Estados Unidos y la Unión Europea han impuesto varias tandas de sanciones a Rusia como castigo por su anexión de Crimea y por su intervención en el conflicto que en el este de Ucrania enfrenta al ejército de Kiev y los separatistas rusófonos. La última tanda acordada por Bruselas ha tenido su aplicación aplazada a la espera de que ver cómo se desarrolla el alto el fuego que entró en vigor el pasado viernes. Este aplazamiento ha permitido a muchos países de la UE respirar más tranquilos. Varios eran reacios a otro castigo económico y la línea divisoria creaba bloques poco homogéneos. Ni siquiera entre los países más próximos a Ucrania y con un pasado sometido directa o indirectamente a la extinta Unión Soviética hubo unanimidad. Mientras Polonia y los países bálticos fueron los más beligerantes a favor del castigo, otros como la República Checa y Eslovaquia preferían menos dureza, postura en la que Alemania les secundó.
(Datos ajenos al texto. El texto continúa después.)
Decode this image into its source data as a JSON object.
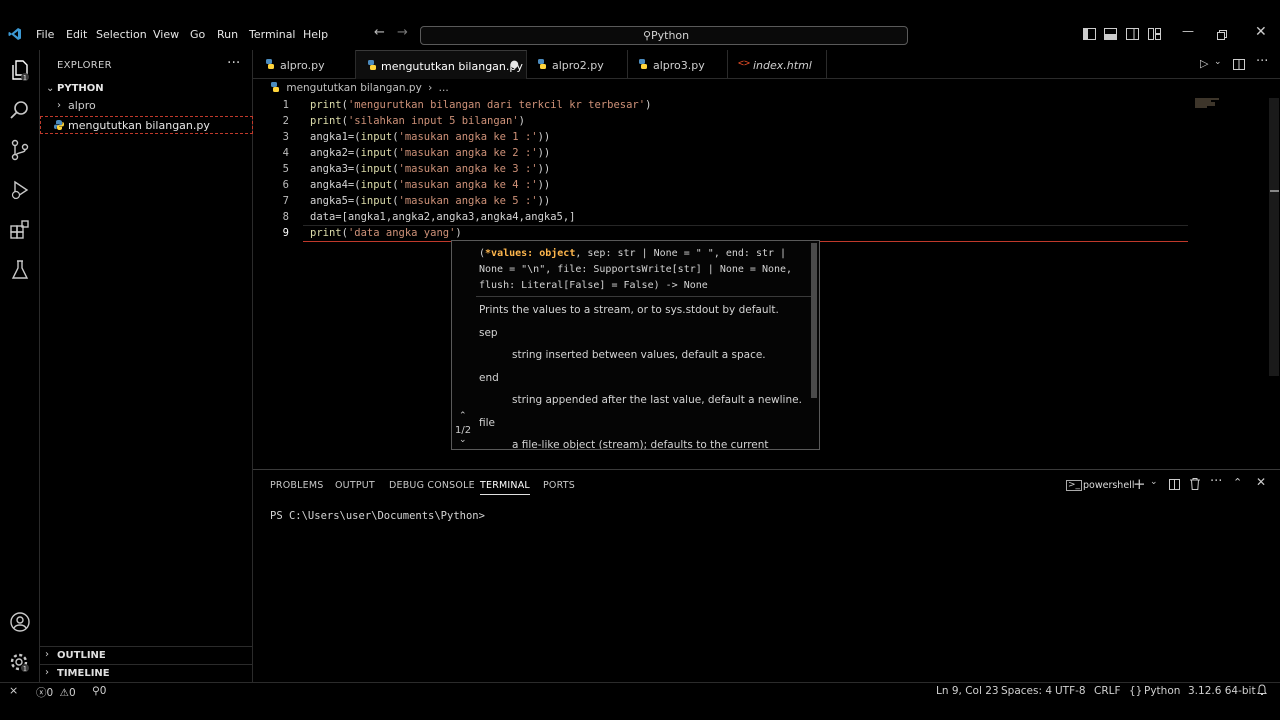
{
  "titlebar": {
    "menus": [
      "File",
      "Edit",
      "Selection",
      "View",
      "Go",
      "Run",
      "Terminal",
      "Help"
    ],
    "search_text": "Python"
  },
  "sidebar": {
    "header": "EXPLORER",
    "root": "PYTHON",
    "items": [
      {
        "label": "alpro",
        "type": "folder"
      },
      {
        "label": "mengututkan bilangan.py",
        "type": "file"
      }
    ],
    "outline": "OUTLINE",
    "timeline": "TIMELINE"
  },
  "tabs": [
    {
      "label": "alpro.py"
    },
    {
      "label": "mengututkan bilangan.py",
      "active": true,
      "modified": true
    },
    {
      "label": "alpro2.py"
    },
    {
      "label": "alpro3.py"
    },
    {
      "label": "index.html"
    }
  ],
  "breadcrumb": {
    "file": "mengututkan bilangan.py",
    "more": "..."
  },
  "editor": {
    "lines": [
      {
        "n": "1",
        "func": "print",
        "open": "(",
        "str": "'mengurutkan bilangan dari terkcil kr terbesar'",
        "close": ")"
      },
      {
        "n": "2",
        "func": "print",
        "open": "(",
        "str": "'silahkan input 5 bilangan'",
        "close": ")"
      },
      {
        "n": "3",
        "pre": "angka1=(",
        "func": "input",
        "open": "(",
        "str": "'masukan angka ke 1 :'",
        "close": "))"
      },
      {
        "n": "4",
        "pre": "angka2=(",
        "func": "input",
        "open": "(",
        "str": "'masukan angka ke 2 :'",
        "close": "))"
      },
      {
        "n": "5",
        "pre": "angka3=(",
        "func": "input",
        "open": "(",
        "str": "'masukan angka ke 3 :'",
        "close": "))"
      },
      {
        "n": "6",
        "pre": "angka4=(",
        "func": "input",
        "open": "(",
        "str": "'masukan angka ke 4 :'",
        "close": "))"
      },
      {
        "n": "7",
        "pre": "angka5=(",
        "func": "input",
        "open": "(",
        "str": "'masukan angka ke 5 :'",
        "close": "))"
      },
      {
        "n": "8",
        "pre": "data=[angka1,angka2,angka3,angka4,angka5,]"
      },
      {
        "n": "9",
        "func": "print",
        "open": "(",
        "str": "'data angka yang'",
        "close": ")"
      }
    ]
  },
  "hover": {
    "sig_line1_a": "(",
    "sig_line1_b": "*values: object",
    "sig_line1_c": ", sep: str | None = \" \", end: str |",
    "sig_line2": "None = \"\\n\", file: SupportsWrite[str] | None = None,",
    "sig_line3": "flush: Literal[False] = False) -> None",
    "description": "Prints the values to a stream, or to sys.stdout by default.",
    "sep_label": "sep",
    "sep_desc": "string inserted between values, default a space.",
    "end_label": "end",
    "end_desc": "string appended after the last value, default a newline.",
    "file_label": "file",
    "file_desc": "a file-like object (stream); defaults to the current",
    "pager": "1/2"
  },
  "panel": {
    "tabs": [
      "PROBLEMS",
      "OUTPUT",
      "DEBUG CONSOLE",
      "TERMINAL",
      "PORTS"
    ],
    "active_tab": "TERMINAL",
    "shell": "powershell",
    "prompt": "PS C:\\Users\\user\\Documents\\Python>"
  },
  "statusbar": {
    "errors": "0",
    "warnings": "0",
    "ports": "0",
    "position": "Ln 9, Col 23",
    "spaces": "Spaces: 4",
    "encoding": "UTF-8",
    "eol": "CRLF",
    "language": "Python",
    "interpreter": "3.12.6 64-bit"
  },
  "colors": {
    "accent_red": "#c0392b",
    "string": "#ce9178",
    "function": "#dcdcaa",
    "python_blue": "#4b8bbe",
    "python_yellow": "#ffd43b",
    "html_orange": "#e44d26",
    "vscode_blue": "#3c99d4"
  }
}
Uno de los motivos de tantas dudas es el efecto bumerán. No siempre los países penalizados tienen armas para responder, pero Rusia sí, y ya las ha utilizado prohibiendo la entrada de determinados productos agrícolas, medida que afecta de lleno a la agricultura española y en particular al sector hortofrutícola, tan pujante en Aragón. El primer ministro Dmitri Medvedev ha amenazado con otra medida que, de ejecutarse, crearía una enorme disrupción en el tráfico aéreo internacional ya que se trataría de prohibir a las líneas europeas sobrevolar el espacio aéreo ruso. No hace falta recordar que Rusia es el país más grande del mundo y que su geografía se extiende por dos continentes.

Pese al gas y al petróleo que es su principal actividad económica, la economía rusa es débil y no se descarta una recesión. Varios indicadores apuntan que las sanciones ya se han hecho notar en el sector financiero. Pero como ocurre siempre con estos castigos, sus efectos también alcanzan a los países que los imponen.

El dilema que se plantea es de difícil resolución porque hay que dirimirlo entre dos principios que nada tienen que ver entre sí, uno moral y otro económico. ¿Hay que permitir que un país viole el derecho internacional y las fronteras reconocidas, haga la guerra en un país vecino y genere una gran inestabilidad en Europa? O bien, ¿hay que plantar cara a este desafío aunque ello tenga un precio económico?